Vers notre campagne contre la précarité.

Pour notre prochaine campagne nationale, nous avons choisi de travailler le thème de la précarité. Sur base de notre méthode Voir-Juger-Agir, nous avons lancé un processus de participation avec l’ensemble des jeunes du mouvement pour recueillir leurs vécus et dégager des pistes de revendications et d’actions. Comme première étape de notre campagne, nous nous sommes accordé sur une définition commune de la précarité dont fait échos le texte suivant:

La précarité est la condition de travail et de vie caractérisée par un emploi instable et un revenu discontinu qui frappe principalement les jeunes, les travailleurs sans-papiers et les travailleuses.
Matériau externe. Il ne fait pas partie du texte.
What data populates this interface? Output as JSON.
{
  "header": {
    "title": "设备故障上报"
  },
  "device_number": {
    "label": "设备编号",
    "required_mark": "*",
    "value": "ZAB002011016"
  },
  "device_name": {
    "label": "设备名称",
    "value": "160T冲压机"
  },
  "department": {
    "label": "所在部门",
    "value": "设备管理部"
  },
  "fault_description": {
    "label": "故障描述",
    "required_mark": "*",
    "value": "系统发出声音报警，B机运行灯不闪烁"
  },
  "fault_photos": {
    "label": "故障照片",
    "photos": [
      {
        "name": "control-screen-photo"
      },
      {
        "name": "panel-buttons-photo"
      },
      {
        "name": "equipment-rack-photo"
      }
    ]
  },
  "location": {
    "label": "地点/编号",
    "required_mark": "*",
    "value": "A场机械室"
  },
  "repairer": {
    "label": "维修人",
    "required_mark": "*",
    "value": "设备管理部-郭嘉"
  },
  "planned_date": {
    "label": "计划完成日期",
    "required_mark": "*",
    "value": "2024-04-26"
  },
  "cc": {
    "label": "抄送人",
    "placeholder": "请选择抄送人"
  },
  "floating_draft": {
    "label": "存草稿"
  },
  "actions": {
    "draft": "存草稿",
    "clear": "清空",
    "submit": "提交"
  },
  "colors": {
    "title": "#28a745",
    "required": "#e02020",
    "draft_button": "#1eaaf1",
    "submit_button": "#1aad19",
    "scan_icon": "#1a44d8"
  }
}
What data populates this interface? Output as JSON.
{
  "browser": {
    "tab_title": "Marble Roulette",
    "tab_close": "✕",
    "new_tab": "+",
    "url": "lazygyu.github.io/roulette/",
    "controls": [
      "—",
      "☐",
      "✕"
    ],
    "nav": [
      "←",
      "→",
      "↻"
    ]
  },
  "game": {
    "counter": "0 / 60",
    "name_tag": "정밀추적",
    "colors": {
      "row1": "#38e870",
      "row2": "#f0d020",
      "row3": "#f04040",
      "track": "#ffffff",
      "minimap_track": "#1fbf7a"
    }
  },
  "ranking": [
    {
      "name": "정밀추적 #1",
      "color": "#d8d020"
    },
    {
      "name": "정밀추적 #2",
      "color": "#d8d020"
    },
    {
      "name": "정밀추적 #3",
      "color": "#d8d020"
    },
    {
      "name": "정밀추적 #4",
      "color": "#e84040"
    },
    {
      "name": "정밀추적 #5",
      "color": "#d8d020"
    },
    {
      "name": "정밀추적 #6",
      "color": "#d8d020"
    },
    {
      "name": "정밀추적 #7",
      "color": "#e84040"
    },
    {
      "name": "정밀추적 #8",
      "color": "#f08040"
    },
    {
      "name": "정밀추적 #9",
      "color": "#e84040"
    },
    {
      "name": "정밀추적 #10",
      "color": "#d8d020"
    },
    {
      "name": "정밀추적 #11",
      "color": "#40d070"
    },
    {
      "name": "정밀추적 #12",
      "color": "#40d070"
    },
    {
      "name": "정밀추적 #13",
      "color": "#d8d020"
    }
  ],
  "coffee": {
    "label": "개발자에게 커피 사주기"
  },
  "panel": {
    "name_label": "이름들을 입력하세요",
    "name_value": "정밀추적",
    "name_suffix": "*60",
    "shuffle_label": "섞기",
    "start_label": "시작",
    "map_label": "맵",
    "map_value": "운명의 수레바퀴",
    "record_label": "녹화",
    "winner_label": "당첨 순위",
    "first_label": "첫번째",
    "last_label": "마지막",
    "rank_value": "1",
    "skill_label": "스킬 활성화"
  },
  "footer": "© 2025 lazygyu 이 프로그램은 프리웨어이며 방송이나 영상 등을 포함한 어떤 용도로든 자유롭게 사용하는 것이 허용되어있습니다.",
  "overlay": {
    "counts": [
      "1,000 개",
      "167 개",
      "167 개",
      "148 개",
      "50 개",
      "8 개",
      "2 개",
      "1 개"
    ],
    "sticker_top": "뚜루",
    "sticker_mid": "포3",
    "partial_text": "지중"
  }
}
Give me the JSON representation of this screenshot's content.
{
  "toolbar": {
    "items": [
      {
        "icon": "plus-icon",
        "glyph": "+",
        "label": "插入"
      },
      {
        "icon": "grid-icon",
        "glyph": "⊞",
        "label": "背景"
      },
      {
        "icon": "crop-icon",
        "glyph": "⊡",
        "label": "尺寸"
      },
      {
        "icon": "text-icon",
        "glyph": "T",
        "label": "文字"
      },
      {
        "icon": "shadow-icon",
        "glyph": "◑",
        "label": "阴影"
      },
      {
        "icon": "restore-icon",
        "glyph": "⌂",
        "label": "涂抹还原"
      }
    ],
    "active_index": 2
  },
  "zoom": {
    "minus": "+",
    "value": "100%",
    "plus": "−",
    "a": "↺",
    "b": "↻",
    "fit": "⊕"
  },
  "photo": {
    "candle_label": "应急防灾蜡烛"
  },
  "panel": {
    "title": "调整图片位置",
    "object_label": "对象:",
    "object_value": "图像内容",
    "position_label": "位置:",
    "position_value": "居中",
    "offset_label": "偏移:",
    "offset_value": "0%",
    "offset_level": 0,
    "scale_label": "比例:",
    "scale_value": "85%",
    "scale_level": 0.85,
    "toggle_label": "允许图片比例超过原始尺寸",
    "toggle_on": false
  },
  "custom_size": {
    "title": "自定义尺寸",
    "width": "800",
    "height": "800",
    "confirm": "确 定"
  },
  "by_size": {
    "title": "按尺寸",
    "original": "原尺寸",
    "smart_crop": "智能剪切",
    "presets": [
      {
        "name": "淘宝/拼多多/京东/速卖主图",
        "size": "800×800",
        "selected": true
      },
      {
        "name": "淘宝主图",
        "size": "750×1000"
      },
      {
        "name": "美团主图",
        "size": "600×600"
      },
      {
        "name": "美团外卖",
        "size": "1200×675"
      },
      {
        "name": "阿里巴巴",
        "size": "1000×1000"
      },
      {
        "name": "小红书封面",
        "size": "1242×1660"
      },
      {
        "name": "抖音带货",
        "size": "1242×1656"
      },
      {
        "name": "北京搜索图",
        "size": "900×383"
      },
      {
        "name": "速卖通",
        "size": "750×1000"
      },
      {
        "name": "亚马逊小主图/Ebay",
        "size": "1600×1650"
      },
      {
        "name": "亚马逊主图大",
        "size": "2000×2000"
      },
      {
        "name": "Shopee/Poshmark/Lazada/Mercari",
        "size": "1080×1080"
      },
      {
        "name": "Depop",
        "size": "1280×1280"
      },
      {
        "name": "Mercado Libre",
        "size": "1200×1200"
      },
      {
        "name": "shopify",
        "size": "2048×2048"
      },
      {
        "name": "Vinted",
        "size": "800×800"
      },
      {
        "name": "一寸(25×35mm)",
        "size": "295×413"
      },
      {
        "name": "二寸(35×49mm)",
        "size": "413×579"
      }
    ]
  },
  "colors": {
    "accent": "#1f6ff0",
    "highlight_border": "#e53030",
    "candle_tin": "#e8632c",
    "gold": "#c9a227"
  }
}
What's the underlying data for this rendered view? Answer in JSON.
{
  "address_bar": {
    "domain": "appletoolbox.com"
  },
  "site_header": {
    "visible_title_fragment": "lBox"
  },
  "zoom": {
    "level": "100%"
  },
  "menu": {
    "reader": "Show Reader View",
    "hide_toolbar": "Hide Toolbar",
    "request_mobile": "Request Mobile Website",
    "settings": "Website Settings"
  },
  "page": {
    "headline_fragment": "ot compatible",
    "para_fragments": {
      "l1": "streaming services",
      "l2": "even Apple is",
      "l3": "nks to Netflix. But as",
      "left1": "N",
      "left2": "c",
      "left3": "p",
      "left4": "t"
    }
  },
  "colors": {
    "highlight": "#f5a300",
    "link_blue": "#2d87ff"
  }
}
Néanmoins, c’est l’ensemble des travailleurs qui se trouve aujourd’hui dans une situation d’incertitude économique et d’insécurité sociale. La précarité du travail entraîne à sa suite une précarité existentielle, une situation où les travailleurs doivent constamment lutter face à la dépression psychologique et l’exclusion sociale.

L’accès de plus en plus difficile à une éducation de qualité, aux divertissements sociaux, aux vacances et à la culture accentue cette atomisation et cette solitude à laquelle beaucoup d’entre nous sont confrontés. Les dettes personnelles, les coupures dans les allocations, les sanctions administratives et la hausse des coûts de la vie sont le quotidien d’un nombre de travailleurs en constante augmentation. Qui sont les travailleurs précaires ? Ils sont partout, ils peuvent être opérateurs de centre d’appels, préposés à la restauration, logisticiens à la journée, vendeurs pendant les soldes, codeurs temporaires, chômeurs et formateurs occasionnels pour une boite qui sous-traite les formations Forem, sans-papiers qui rénovent le metro bruxellois,…

En fait, une grosse partie de la jeunesse vivant et travaillant sous les nouveaux visages du capitalisme est précaire. Parce qu’ils sont à la fois sans droit, sous-payés, sous-employés, sous-protégés, sous-évalués et surexploités, les travailleurs sans-papiers sont le modèle du travailleur précaire. Les stagiaires et les apprentis doivent également être ajoutés au mix. Depuis la crise financière de 2008, les coupes dans la sécurité sociale ont été particulièrement virulentes. Le gouvernement de Charles Michel attaque sans retenue les pensions, les allocations de chômage, l’accès aux soins de santé, le droit du travail et d’asile…

Le cercle vicieux des fermetures d’entreprises, de licenciements et de réductions des dépenses sociales, a contraint de vastes segments de la population à vivre dans des conditions précaires. Les ravages sociaux du capitalisme et son penchant historique et systémique à enrichir quelques uns et à appauvrir, exproprier, coloniser et exploiter la majorité des êtres vivants qui vivent sous son joug sont exacerbés par l’ubérisation et la robotisation dans le travail. La difficulté d’accès aux droits sociaux et l’instabilité de l’emploi qui caractérise le travail aujourd’hui produisent de la précarité chez les travailleurs. Peu importe combien d’argent ils font aujourd’hui, les travailleurs précaires ne sont jamais sûrs de ce qu’ils gagneront demain.

Ce n’est évidemment pas la crise pour tout le monde, bien au contraire, une classe de privilégies s’approprie une grosse partie des richesses et vit dans une opulence honteuse et dévastatrice pour l’environnement. Les JOC entendent agir contre cette situation inacceptable.